Kolejną zagadką są pozostałości tajemniczych budowli starożytnych. Na ich powierzchni występują często tajemnicze wypustki, wiele dziwnych teorii opisuje te elementy, pojawiają się najczęściej wyjaśnienia, że są to pozostałości odlewania bloków z płynnej skały czyli starożytnego betonu imitujacego naturalny kamień. Wypustki te byłyby w tym wyjasnieniu pozostałym śladem "odlewania" bloku skalnego. Pozostaje jednak wytłumaczyć w jakim celu ta "niedoróbka" występuje tak licznie w różnych rejonach naszej planety.

 

Jak już wcześniej pisałem, świat przedpotopowy posiadał zaawansowaną wiedzę na temat mechaniki kwantowej, która w szczątkowej ilości dotrwala do naszych czasów:

 

[...]Do czego starożytnym Hindusom służyć mogły ułamki mikrosekund? Pundit Kaniah wyjaśnił, że uczeni brahmini od zarania dziejów zobowiązani byli do zachowania tej tradycji w pamięci, choć sami jej nie rozumieli.
    Jedna trzystamilionowa część sekundy - kashta - nie może naturalnie mieć żadnego sensu praktycznego, jeśli nie dysponuje się urządzeniami, które mogłyby mierzyć czas z taką dokładnością. Z drugiej strony wiadomo, że czas życia niektórych cząstek atomowych: hiperonów i mezonów jest bliski jednej trzystamilionowej części sekundy.
    Tablica "Varahamira", datowana na rok 550 naszej ery, zawiera wielkości matematyczne porównywalne z wymiarami atomu wodoru. Czyżby te liczby również przekazano nam z odległej przeszłości? Joga Vashishta twierdzi: Istnieją rozległe światy w pustych przestrzeniach każdego atomu, tak różnorodne, jak pyłki w promieniach słońca. Wydaje się to wskazywać na starożytną wiedzę o tym, że nie tylko materia zbudowane jest z niezliczonej liczby atomów, lecz że w samych atomach, jak dziś wiemy, większa część przestrzeni nie jest wypełniona materią.

Teksty te, pochodzące z dalekiej przeszłości, wskazują więc, iż już wówczas istniała głęboka znajomość fizyki atomowej[...]

 

Tutaj na tym zdjęciu pozwoliłem sobie na "metafrazę graficzną" czyli skorelowanie tajemniczych elementów świata atomowego wybuchu bomby atomowej z podobnymi "rzeczami" występującymi na części budowli przedpotopowych.

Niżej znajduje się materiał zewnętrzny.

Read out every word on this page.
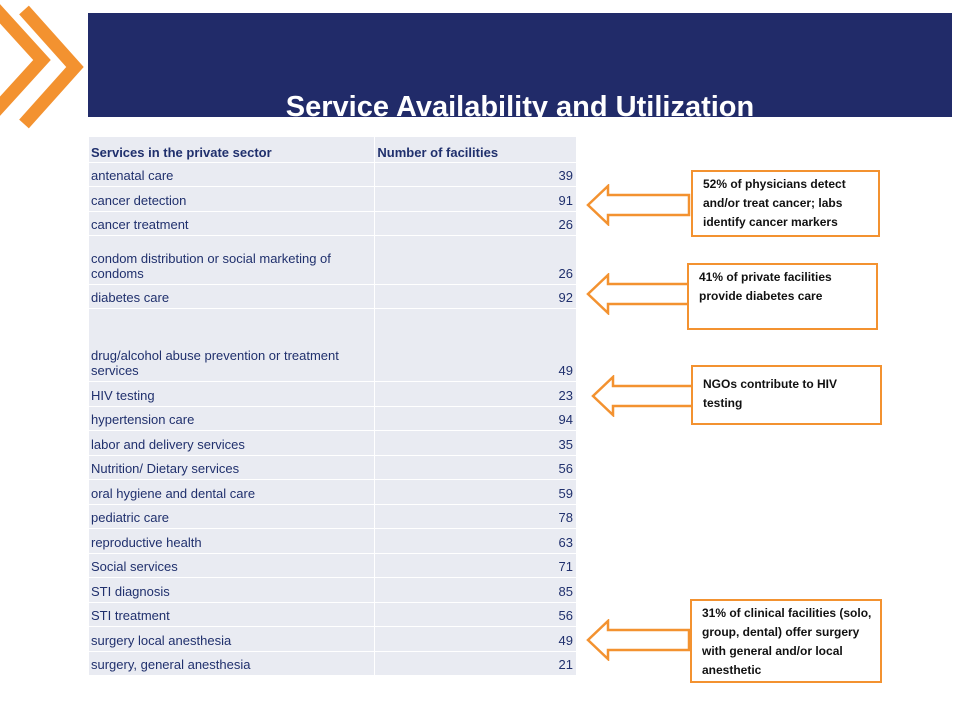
Service Availability and Utilization
Services in the private sector	Number of facilities
antenatal care	39
cancer detection	91
cancer treatment	26
condom distribution or social marketing of condoms	26
diabetes care	92
drug/alcohol abuse prevention or treatment services	49
HIV testing	23
hypertension care	94
labor and delivery services	35
Nutrition/ Dietary services	56
oral hygiene and dental care	59
pediatric care	78
reproductive health	63
Social services	71
STI diagnosis	85
STI treatment	56
surgery local anesthesia	49
surgery, general anesthesia	21
52% of physicians detect and/or treat cancer; labs identify cancer markers
41% of private facilities provide diabetes care
NGOs contribute to HIV testing
31% of clinical facilities (solo, group, dental) offer surgery with general and/or local anesthetic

Mogło by wynikać z takiej interpretacji, że budowle te miały coś wspólnego ze światem mechaniki kwantowej i wysokich energii występujących w przestrzeniach i cząstkach świata subatomowego. Czy taka interpretacja jest słuszna ? Odpowiedz na tak postawione pytanie pozostawiam państwu.

 

W pierwszej części tego krótkiego artykułu przedstawiłem pewne elementy technologii Viman, o której wielu z was wie. Wydaje się że, w Ameryce południowej odkopano głowę posągu boga z pojazdu Viman, lub kogoś kto mógłby być operatorem jakiejś maszyny, kimś z rodzaju "inżynierów" świata wysokich energii, jego "gogle" lub specjalny "sprzęt" na twarzy świadczyć może o jego funkcji w świecie technologii Viman.

Musimy pamiętać o stronie, na której zostało udowodnione, iż piramidy z Giza zostały wykonane za pomocą zaawansowanej technologii mechanicznej, lecz co bardziej ciekawe i tajemnicze nie znamy przeznaczenia tej niezwykłej konstrukcji pochodzącej jakby z innego świata ! Jej funkcje wydają się daleko wykraczać poza najśmielsze dociekania dzisiejszych najzdolniejszych inżynierów ! Moim zdaniem zostala wykonana przez tych z Viman, co wydaje się logicznym wnioskiem.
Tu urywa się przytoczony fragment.